Een van de leuke dingen van tuinieren is dat je tegen allerlei problemen of liever probleempjes aanloopt die geen standaardoplossing kennen. Iedere tuin is anders, de ligging, de grond, de structuur en dan nog het wel of niet voorkomen van bepaalde beestjes en ongewenste planten. Toch is het leuk omdat je vaak je eigen oplossingen vindt. Die kunnen volledig zelfbedacht zijn of geheel of gedeeltelijk overgenomen zijn van anderen. In dit bericht lopen we een aantal van onze min of meer zelfbedachte handigheidjes langs. Wie weet kan iemand er ook iets mee.
Voor we daarin duiken, eerst nog een foto van het tuinpad langs het huis, een typisch voorbeeld van de tuin in midden mei.
Onze laatste innovatie gaat over steunbeugels. We gebruikten al lang geplastificeerde beugels uit het tuincentrum, aangevuld met touw om de planten overeind te houden als ze groot worden. Dat werkte maar matig want ze ontgroeiden de beugels nog al eens. Bamboestokken hielpen ook wel wat maar ook daarbij moet je werken met touw en ze zijn niet mooi om te zien.

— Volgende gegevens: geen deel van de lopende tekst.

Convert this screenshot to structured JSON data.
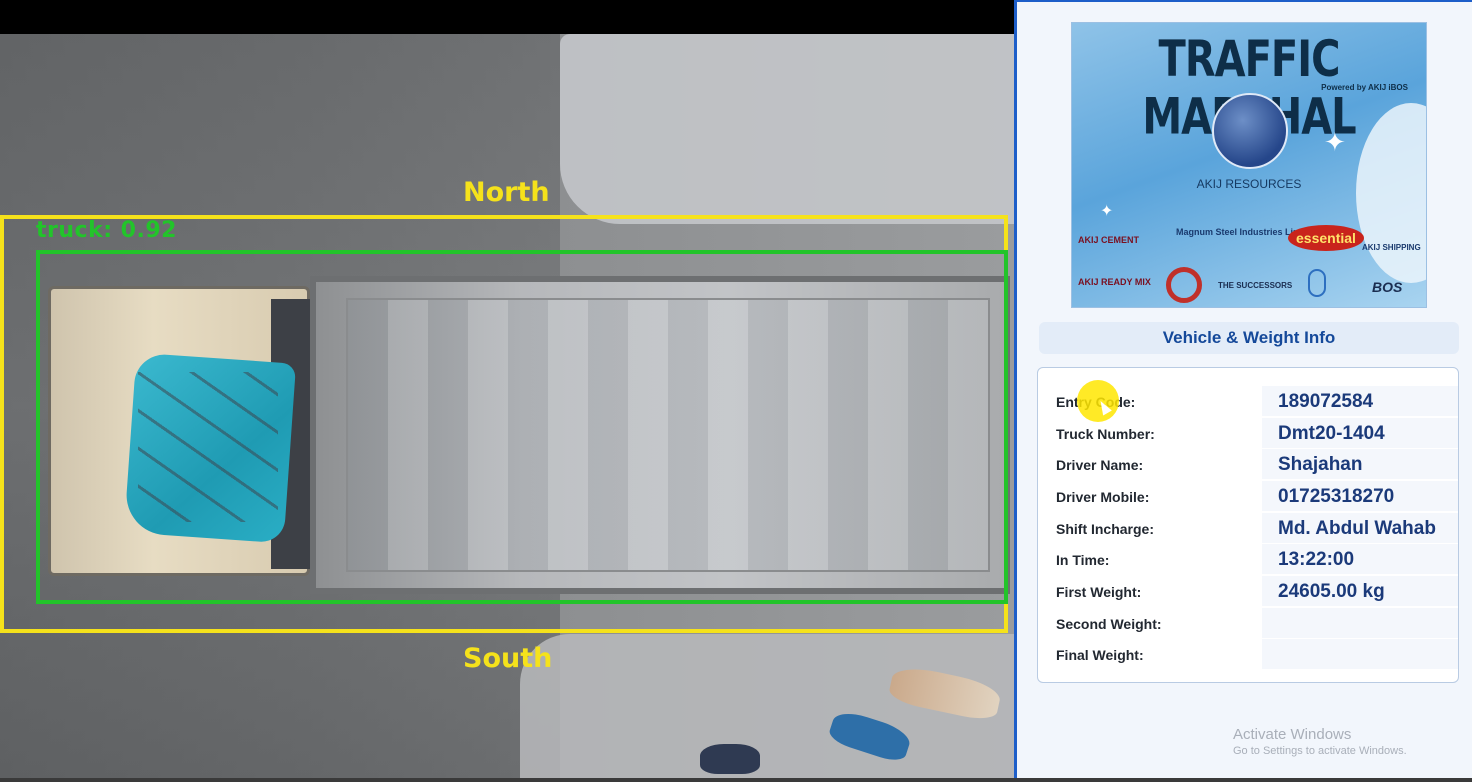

Erger is dat na een flinke regenbui met Friese wind een heleboel toch nog plat ligt. We hadden al eens bij kwekerij Jacobs stevige stalen beugels gezien die daar de Heleniums prachtig overeind hielden, ondanks de ligging in het Groningse open landschap. Ze bleken die beugels zelf te maken. Dat leek ons wel wat. Toen we ook Monty Don in Gardener’s World heel handig stalen staven zag omwerken naar de gewenste vorm met een plank en een ton, gingen we op zoek. Online waren stalen pinnen snel gevonden, in Leeuwarden zelfs. We maken ze nu precies zoals we ze hebben willen voor weinig geld!

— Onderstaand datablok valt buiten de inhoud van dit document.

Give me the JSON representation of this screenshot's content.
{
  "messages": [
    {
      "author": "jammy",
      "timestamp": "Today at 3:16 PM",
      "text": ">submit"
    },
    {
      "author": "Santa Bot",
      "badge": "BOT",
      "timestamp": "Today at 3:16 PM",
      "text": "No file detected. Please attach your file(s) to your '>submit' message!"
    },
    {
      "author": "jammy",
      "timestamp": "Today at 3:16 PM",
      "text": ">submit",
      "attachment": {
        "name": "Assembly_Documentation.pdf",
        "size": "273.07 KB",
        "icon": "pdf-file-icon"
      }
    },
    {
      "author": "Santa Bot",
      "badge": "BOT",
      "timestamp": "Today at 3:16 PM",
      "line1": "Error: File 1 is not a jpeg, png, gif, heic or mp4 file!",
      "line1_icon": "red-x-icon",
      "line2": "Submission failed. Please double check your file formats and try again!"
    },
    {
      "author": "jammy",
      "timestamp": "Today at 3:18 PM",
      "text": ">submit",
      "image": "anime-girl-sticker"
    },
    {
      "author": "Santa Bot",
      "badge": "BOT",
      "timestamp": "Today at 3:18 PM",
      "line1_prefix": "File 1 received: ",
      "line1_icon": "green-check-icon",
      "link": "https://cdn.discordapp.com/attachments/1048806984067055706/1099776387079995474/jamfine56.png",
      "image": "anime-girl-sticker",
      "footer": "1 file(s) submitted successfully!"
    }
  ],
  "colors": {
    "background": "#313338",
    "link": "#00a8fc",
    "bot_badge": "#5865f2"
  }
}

Jonge broccoli, pompoenen, courgette, ze zijn zo teer dat het vaak maar afwachten is of ze de kwetsbare periode doorkomen. Slakken zijn er erg dol op. Daar hebben we het volgende op gevonden. Dit ei van Columbus hebben we vrijwel niet zelf bedacht. Toen we een paar jaar geleden eens in februari met de camper langs de oever van een rivier stonden, op de grens van Portugal en Spanje, zagen we daar dorpsbewoners in hun volkstuintjes de jonge aanplant beschermen door grote waterflessen waar de bodem afgeknipt was over de jonge plantjes heen zetten. Of het om slakken ging, weten we niet. Wel weten we dat het heel erg goed werkt.
Stro gebruiken we ook bij de aardbeien. Op bovenstaande foto is te zien dat onder de struikjes de bodem bedekt is met stro. De rijpe aardbeien rusten op het stro en niet op de aarde wat bederf voorkomt. Het blauwe net is over een houten frame gespannen. Het zit met tentharingen strak aan de grond bevestigd. Sindsdien geen vogels meer bij de aardbeien en het is een kleine moeite de haringen even los te maken en weer vast om de dagelijkse oogst binnen te halen.
Voor de peulvruchten hebben we ook een oplossing gevonden die ze keurig overeind houdt. Ieder jaar telen we peultjes, capucijners en doperwten. Het zijn klimmers die wel twee meter hoog worden. Een flinke wind kan een hekwerkje van gaas nogal doen zwabberen. Touw helpt een beetje maar vaak vonden we het een rommeltje. Sinds een aantal jaren hebben rasters van 1,80 bij 1,80m die we bij een bouwmarkt hebben gekocht. Twee rasters per soort vrucht. Voor twee rasters gebruiken we drie palen tuinhout. De palen plaatsen we wisselend door de moestuin precies op 1,80 meter van elkaar. Het lijkt een enorme klus maar dat valt heel erg mee. Het hele seizoen blijft alles keurig rechtop staan.
Dat we zo voldaan over deze oplossingen vertellen komt vooral doordat we voor we ze hadden, niet zo tevreden waren over de aanpak. Uiteindelijk hebben we niet zoveel vanuit het niets bedacht maar hebben we veel meer iets bestaands op een andere manier ingezet.